Richard Pike Bissell
Richard Pike Bissell (Dubuque, Iowa, June 27, 1913 – May 4, 1977) was an American author of short stories and novels. His third book, and second novel, 7½ Cents, was adapted into the Broadway musical The Pajama Game. This won him (along with co-author George Abbott) the 1955 Tony Award for Best Musical. He wrote a book about the experience called Say, Darling, which chronicled the ins and outs of a broadway musical production and featured characters based on those (such as Harold Prince) he worked with; this book was also turned into a musical, also called Say, Darling, in 1958.
He wrote a memoir of his experiences at Harvard, You Can Always Tell a Harvard Man (McGraw Hill, 1965). He worked on a freighter on the American Export Business Lines and riverboats, served as vice president at a Dubuque clothing manufacturer which had been bought by his great-grandfather (who worked his way from the bottom to the top of the company in a true Horatio Alger kind of story). He also lived for several years and raised his children in Rowayton, Connecticut. A member of The Lambs (1956).

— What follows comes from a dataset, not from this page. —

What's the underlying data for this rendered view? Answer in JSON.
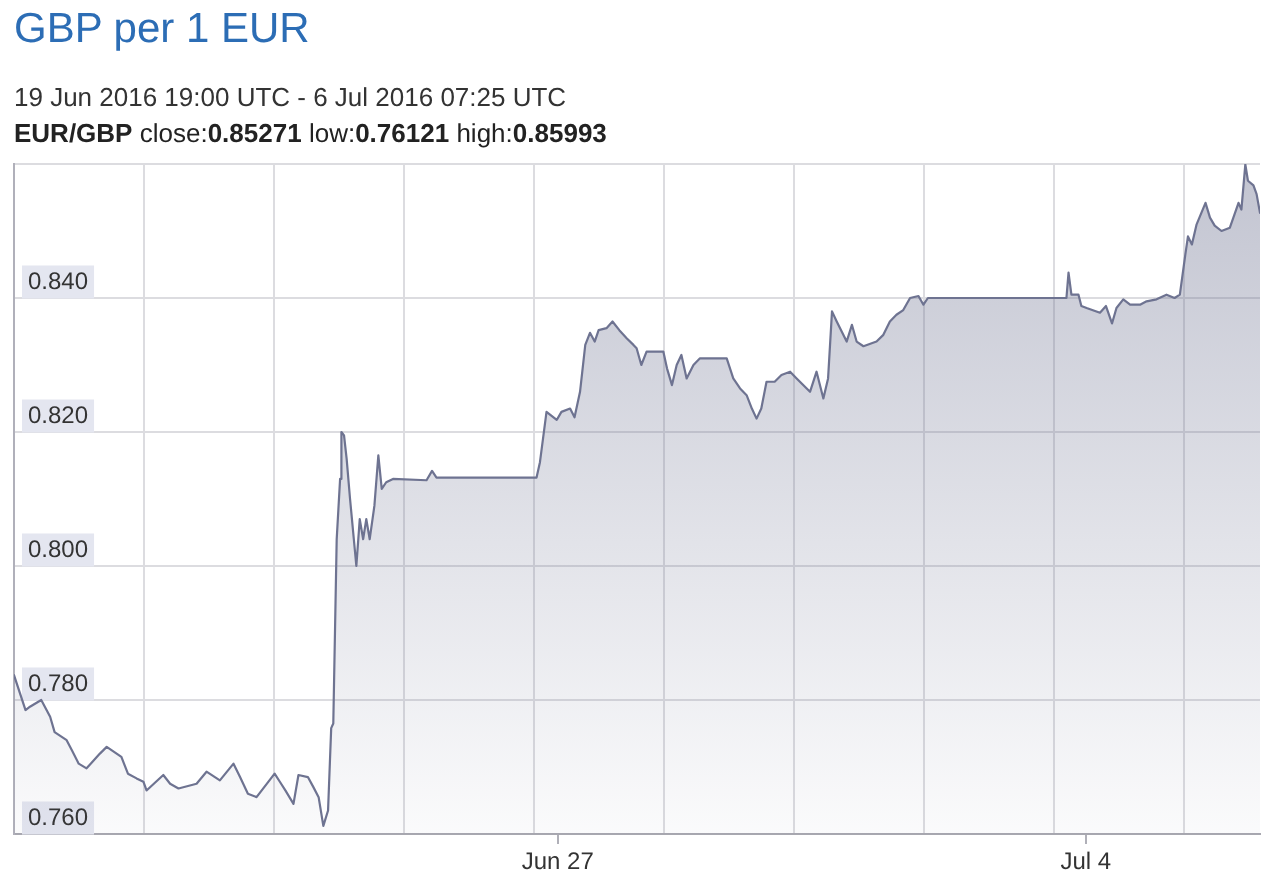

Bissell wrote works about his experiences on the river that had some critics comparing him to Mark Twain, and 7½ Cents was based on his experiences in the garment industry. Bissell wrote 7½ Cents while he was the vice-president of his family's pajama factory located in Dubuque, Iowa. 
- A Stretch on the River (1950)
- The Monongahela (1952)
- 7½ Cents (1953)
- High Water (1954)
- Say, Darling (1959)
- Good Bye, Ava (1960)
- You Can Always Tell a Harvard Man (1962)
- Still Circling Moose Jaw (1965)
- How Many Miles to Galena? (1968)
- Julia Harrington, Winnebago, Iowa (1969)
- My Life on the Mississippi, or Why I Am Not Mark Twain (1973)
- New Light on 1776 and All That (1975)
In 2008 Elmore Leonard cited Richard Bissell as a major influence in formation of his style because he felt Bissell could be naturally funny:
Once I realized he (Ernest Hemingway) doesn't have much of a sense of humor, at least he doesn't show it in his books then I had to find someone else. And there was a writer by the name of Richard Bissell and Bissell wrote 7½ Cents which became The Pajama Game and wrote books set on the Mississippi river where he was a pilot, a towboat pilot I don't know for how long. Then he wrote about five books and he had such a natural style. There was humor on his towboat guys' talk, but it was never forced. He wasn't trying to be funny. That was the main point. I thought that's the way to do it. That's the way.